Batch-cluster alignment across N genomes.

When annotating many genomes against the same gapseq reference seqdb, the per-genome loop is dominated by redundant alignments — closely related genomes share a lot of proteins. The batch-cluster path amortizes that cost:

  1. concat_genomes merges every genome’s proteome into one FASTA, rewriting each header as <GENOMEID>|<orig_header> so we can trace any downstream hit back to its genome of origin.
  2. cluster_with_mmseqs calls mmseqs easy-cluster to produce (a) a representative FASTA and (b) a two-column <rep>\t<member> TSV.
  3. BatchClusterAligner::align_genomes then runs a single alignment of the gapseq query FASTA against the representatives and expands each rep-hit into its cluster members, bucketing the results by genome.
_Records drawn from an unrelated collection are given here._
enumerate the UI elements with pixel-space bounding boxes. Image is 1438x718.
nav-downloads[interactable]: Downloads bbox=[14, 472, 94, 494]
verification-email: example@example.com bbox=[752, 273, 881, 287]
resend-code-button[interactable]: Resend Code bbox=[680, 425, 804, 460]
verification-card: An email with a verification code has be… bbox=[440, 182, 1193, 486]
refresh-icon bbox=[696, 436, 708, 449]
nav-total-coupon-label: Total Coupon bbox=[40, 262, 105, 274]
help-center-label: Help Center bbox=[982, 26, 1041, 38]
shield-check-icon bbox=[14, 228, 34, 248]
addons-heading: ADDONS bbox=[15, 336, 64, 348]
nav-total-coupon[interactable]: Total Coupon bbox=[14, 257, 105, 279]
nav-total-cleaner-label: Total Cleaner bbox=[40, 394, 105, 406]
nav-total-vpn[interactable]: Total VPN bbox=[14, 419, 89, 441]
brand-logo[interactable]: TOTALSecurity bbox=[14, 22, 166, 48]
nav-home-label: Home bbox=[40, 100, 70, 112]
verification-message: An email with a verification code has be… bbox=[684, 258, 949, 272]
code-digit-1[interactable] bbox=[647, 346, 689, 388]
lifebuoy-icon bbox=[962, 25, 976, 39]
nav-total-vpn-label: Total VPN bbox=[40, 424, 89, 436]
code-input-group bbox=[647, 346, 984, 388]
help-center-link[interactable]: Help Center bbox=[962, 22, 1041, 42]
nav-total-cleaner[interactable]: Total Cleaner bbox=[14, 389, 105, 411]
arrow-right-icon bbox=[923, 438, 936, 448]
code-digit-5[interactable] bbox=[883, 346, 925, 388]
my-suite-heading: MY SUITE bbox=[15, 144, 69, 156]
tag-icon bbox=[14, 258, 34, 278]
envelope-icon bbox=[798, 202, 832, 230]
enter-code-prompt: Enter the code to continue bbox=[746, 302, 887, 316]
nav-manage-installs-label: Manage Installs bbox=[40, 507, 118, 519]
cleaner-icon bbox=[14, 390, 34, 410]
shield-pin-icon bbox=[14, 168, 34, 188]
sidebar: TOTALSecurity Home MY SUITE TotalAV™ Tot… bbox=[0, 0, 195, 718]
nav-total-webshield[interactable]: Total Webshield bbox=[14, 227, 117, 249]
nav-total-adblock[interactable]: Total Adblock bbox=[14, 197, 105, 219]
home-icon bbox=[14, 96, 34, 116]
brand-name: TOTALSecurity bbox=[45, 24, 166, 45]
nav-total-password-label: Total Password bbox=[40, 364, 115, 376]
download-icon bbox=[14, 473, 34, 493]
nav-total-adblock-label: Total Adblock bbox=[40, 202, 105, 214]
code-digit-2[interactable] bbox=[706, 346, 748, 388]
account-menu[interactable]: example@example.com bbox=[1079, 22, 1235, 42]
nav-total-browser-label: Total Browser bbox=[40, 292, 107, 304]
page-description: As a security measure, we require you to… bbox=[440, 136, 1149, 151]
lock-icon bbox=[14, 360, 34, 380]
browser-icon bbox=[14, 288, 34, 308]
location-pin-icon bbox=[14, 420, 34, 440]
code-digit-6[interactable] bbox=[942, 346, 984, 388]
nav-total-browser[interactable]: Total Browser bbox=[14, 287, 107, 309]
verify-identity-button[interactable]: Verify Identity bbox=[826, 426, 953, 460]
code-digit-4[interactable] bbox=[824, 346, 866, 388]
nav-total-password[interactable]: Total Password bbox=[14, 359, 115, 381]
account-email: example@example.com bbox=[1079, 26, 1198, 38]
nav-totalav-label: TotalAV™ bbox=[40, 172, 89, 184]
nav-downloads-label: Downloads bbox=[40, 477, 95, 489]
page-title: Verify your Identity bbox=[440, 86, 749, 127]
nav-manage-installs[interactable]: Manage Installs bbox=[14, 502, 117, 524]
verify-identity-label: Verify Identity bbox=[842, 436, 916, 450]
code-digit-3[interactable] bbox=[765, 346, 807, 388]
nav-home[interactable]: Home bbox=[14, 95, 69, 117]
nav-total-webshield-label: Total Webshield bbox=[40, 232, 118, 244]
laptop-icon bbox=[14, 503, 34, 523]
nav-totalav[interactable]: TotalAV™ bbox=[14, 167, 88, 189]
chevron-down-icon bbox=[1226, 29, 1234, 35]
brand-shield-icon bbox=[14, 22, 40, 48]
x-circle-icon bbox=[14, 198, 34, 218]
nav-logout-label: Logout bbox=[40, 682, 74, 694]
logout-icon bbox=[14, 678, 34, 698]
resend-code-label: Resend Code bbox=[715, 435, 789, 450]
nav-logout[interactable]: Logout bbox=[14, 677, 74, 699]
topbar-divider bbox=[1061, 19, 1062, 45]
The expansion is an approximation: a member inherits its representative’s bitscore/identity. Users who need per-member precision can re-align the affected members with any of the standard aligners — typically a tiny fraction of the original N-genome cost.

Structs§

BatchClusterAligner
Driver for the batch-cluster mode.
ClusterResult
Result of an mmseqs easy-cluster run.
GenomeHitSet
Hits for one genome after batch-cluster expansion. Emitted in original input order so downstream code can pair them up with GenomeInput by index without extra lookups.
GenomeInput
A genome’s protein FASTA plus a short identifier used to prefix every header on concatenation.

Constants§

GENOME_SEP
Separator between the genome ID and the original FASTA header. A pipe | matches the convention used in the R prepare_batch_alignments.R pipeline; the same character also appears in UniProt-style sp|P12345|NAME accessions, so parsers must split on the first | only.

Functions§

cluster_with_mmseqs
concat_genomes
Produce a single FASTA at out whose headers are rewritten to >GENOMEID|ORIGHEADER. Fails if any genome ID contains | (because the downstream split would be ambiguous).
parse_cluster_tsv
split_genome_prefix
Pull GENOMEID out of a concatenated header (first |-separated token). Returns None on a malformed header.